Based on their findings, scientists now believe dim clouds of hydrogen across the sky are glowing with Lyman-alpha emissions from the early universe. The research suggests the whole night sky is invisibly aglow. The international team using the MUSE spectrograph discovered this unexpected dominance of the Lyman-alpha emission in the Hubble Ultra Deep Field (HUDF) region.
Astronomers have for a long time debated various sky views on different wavelengths, but the glowing universe as observed by the Lyman-alpha emission was a great surprise to them.
“Realizing that the whole sky glows in optical when observing the Lyman-alpha emission from distant clouds of hydrogen was a literally eye-opening surprise,” team member Kasper Borello Schmidt said in a statement.
“This is a great discovery!” fellow team member Themiya Nanayaklara said in a statement. “Next time you look at the moonless night sky and see the stars, imagine the unseen glow of hydrogen: the first building block of the universe illuminating the whole sky.”
The HUDF region that was observed by the team is located in the constellation of Fornax (the “Furnance”), which was mapped by the NASA/ESA Hubble Space Telescope in 2004. At the time, Hubble had spent more than 270 hours observing deep space.
Those observations revealed thousands of new galaxies scattered around the dark patch across the sky.

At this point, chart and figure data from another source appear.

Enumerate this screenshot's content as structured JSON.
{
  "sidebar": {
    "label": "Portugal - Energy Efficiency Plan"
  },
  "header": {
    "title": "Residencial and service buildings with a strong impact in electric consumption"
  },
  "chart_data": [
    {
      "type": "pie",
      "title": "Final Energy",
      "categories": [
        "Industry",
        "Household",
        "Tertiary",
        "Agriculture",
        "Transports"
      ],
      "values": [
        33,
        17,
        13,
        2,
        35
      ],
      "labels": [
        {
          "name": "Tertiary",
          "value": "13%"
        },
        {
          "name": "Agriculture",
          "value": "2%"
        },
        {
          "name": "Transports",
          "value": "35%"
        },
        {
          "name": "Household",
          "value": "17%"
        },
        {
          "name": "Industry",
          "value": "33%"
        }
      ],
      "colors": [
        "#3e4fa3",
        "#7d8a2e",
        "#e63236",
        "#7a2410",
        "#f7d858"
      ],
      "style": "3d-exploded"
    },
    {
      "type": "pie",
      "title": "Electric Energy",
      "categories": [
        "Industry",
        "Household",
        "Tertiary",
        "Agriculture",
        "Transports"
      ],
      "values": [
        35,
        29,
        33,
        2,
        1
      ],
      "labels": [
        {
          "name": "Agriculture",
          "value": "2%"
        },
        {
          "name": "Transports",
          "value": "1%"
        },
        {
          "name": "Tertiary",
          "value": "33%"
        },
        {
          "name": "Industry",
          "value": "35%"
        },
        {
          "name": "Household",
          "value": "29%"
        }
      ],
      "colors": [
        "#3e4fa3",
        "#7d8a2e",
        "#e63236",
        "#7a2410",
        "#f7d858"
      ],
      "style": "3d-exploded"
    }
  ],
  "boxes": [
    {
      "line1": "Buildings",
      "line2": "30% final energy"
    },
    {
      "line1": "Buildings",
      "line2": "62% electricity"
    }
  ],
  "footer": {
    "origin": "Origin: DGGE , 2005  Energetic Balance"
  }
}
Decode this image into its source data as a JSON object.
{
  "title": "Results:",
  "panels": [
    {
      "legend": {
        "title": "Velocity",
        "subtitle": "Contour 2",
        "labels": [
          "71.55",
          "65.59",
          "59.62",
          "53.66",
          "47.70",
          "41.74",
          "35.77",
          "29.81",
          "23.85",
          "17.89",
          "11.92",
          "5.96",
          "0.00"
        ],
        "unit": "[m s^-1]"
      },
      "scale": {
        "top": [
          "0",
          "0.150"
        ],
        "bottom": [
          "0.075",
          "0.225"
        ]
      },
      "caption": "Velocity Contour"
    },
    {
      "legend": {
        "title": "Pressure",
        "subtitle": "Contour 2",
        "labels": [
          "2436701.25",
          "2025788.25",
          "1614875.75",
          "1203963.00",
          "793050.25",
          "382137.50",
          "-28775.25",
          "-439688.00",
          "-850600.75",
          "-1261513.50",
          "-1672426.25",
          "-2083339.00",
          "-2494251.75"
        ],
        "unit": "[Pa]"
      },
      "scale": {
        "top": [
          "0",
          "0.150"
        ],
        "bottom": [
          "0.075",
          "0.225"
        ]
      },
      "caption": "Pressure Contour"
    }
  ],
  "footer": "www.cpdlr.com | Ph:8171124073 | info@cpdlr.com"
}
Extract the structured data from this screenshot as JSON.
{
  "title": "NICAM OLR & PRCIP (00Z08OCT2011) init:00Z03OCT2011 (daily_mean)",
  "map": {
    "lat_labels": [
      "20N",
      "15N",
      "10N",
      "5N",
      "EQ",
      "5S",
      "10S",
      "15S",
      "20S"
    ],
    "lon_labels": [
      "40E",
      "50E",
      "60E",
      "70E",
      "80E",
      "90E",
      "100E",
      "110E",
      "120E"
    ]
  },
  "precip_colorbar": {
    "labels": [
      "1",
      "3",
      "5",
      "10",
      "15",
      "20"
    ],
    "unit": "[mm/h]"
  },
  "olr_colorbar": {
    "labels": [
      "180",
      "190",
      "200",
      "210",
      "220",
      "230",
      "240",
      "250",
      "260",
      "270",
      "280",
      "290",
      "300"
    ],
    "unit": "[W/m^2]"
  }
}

Astronomers believe those galaxies can be used to approximate the scale of the known universe. The MUSE spectrograph allowed them to look even deeper and see the faintly glowing universe caused by remnants of the earlier galaxies.
The MUSE instrument is installed on Unit Telescope 4 of the VLT at ESO’s Paranal Observatory. When it is used to examine the sky, astronomers see a large distribution of wavelengths hitting each pixel of the detector. When looking at the full spectrum of lights from astronomical objects, they can see a deep view of the physical processes that happen in the universe.
“With these MUSE observations, we get a completely new view on the diffuse gas ‘cocoons’ that surround galaxies in the early Universe,” team member Philipp Richter said.
“In the future, we plan to make even more sensitive measurements,” team leader Lutz Wisotzki concluded. “We want to find out the details of how these vast cosmic reservoirs of atomic hydrogen are distributed in space.”